7 Questions Every Business must answer

The book revolves around the 7 questions every business or in this case every startup must answer. If the company fails to answer even one, than it might not be successful. ( Tesla got 7/7 )

The book Zero to One: Notes on Start Ups, or How to Build the Future is about Peter Thiel, who cofounded Paypal and Palantir, and made investments in companies like Facebook, SpaceX and Linkedin. This book is also about what Mr Thiel thinks about investing in startups and most probably he is right.

The book revolves around the 7 questions every business or in this case every startup must answer. If the company fails to answer even one, than it might not be successful. ( Tesla got 7/7 ). Questions are:

  1. The Engineering Question
  2. The Timing Question
  3. The Monopoly Question
  4. The People Question
  5. The Distribution Question
  6. The Durability Question
  7. The Secret Question

Instead businesses are guided by the following 4 principles, which the author say doesn’t lead to exponential growth

  1. Make incremental advances
  2. Stay Lean and Flexible
  3. Improve on the competition
  4. Focus on product, not sales

Major focus of the book remains how to create a monopoly. It could had been called Creating Monopoly:101, such is the emphasis.

” Every monopoly is unique, but they usually share some combination of following characteristics: proprietary technology, network effects, economies of scale, and branding” 

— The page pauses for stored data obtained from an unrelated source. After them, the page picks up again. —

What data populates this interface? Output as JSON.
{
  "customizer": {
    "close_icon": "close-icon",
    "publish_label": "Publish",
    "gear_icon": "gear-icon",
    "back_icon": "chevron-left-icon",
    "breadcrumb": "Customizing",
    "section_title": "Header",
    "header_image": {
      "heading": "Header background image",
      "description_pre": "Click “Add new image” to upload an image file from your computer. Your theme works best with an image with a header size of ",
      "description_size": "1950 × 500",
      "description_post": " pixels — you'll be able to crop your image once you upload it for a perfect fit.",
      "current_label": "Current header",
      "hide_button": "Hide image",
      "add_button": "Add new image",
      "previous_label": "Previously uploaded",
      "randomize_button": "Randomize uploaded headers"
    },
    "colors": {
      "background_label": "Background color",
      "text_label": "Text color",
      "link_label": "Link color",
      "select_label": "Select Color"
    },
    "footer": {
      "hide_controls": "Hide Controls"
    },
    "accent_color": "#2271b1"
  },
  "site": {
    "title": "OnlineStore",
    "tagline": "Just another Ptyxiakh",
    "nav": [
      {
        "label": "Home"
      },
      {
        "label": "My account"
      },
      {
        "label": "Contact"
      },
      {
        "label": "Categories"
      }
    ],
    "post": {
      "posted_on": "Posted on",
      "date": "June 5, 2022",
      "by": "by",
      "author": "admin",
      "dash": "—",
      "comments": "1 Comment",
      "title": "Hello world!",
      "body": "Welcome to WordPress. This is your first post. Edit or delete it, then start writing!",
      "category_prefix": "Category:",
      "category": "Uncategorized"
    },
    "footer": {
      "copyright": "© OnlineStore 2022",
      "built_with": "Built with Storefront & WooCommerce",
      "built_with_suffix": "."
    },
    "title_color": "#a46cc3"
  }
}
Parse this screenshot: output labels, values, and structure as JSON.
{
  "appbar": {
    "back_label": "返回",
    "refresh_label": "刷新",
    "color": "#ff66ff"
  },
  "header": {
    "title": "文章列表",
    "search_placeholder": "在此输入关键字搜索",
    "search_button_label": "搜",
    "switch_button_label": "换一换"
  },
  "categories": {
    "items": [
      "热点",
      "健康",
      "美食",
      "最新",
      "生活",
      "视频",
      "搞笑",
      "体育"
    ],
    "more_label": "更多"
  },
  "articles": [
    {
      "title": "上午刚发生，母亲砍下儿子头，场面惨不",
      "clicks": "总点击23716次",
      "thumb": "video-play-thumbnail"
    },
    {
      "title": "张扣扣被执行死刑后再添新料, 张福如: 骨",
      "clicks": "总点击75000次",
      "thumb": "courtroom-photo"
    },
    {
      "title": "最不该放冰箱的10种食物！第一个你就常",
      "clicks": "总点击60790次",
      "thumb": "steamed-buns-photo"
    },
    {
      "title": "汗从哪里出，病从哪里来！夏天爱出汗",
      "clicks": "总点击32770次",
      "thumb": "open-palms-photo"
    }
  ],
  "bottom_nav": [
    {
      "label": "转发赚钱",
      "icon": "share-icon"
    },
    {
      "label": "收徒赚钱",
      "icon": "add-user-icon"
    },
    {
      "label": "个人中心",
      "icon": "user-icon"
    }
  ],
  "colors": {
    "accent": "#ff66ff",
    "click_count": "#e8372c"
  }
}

Author gives examples of companies he has invested in or founded, explaining why some companies achieve 10x growth, and why some do not. He talks to founders and future founders directly, in trying to put his points across

” If you do start your own company, …, One market will probably be better than all others, One distribution strategy usually dominates all others, time and decision making themselves follow a power law.. “

Book has tips for founders on how to chose their team, how to pay compensation, culture etc. and is a ready guide for anyone who has something that could change the world. This book isn’t for someone who wants to start a company and follow the 4 principles mentioned above. It is for the ones who have a conspiracy to change the world. In between there are some brilliant insights like how shale gas was devastating to most new renewable energy business models, and how technology and humans should complement each other instead of fight for control of the world between AI and humans.

The book is an excellent and popular book, even if your not planning to start the next Google, it can be helpful in understanding how very few businesses achieve 10x growth, while others fail.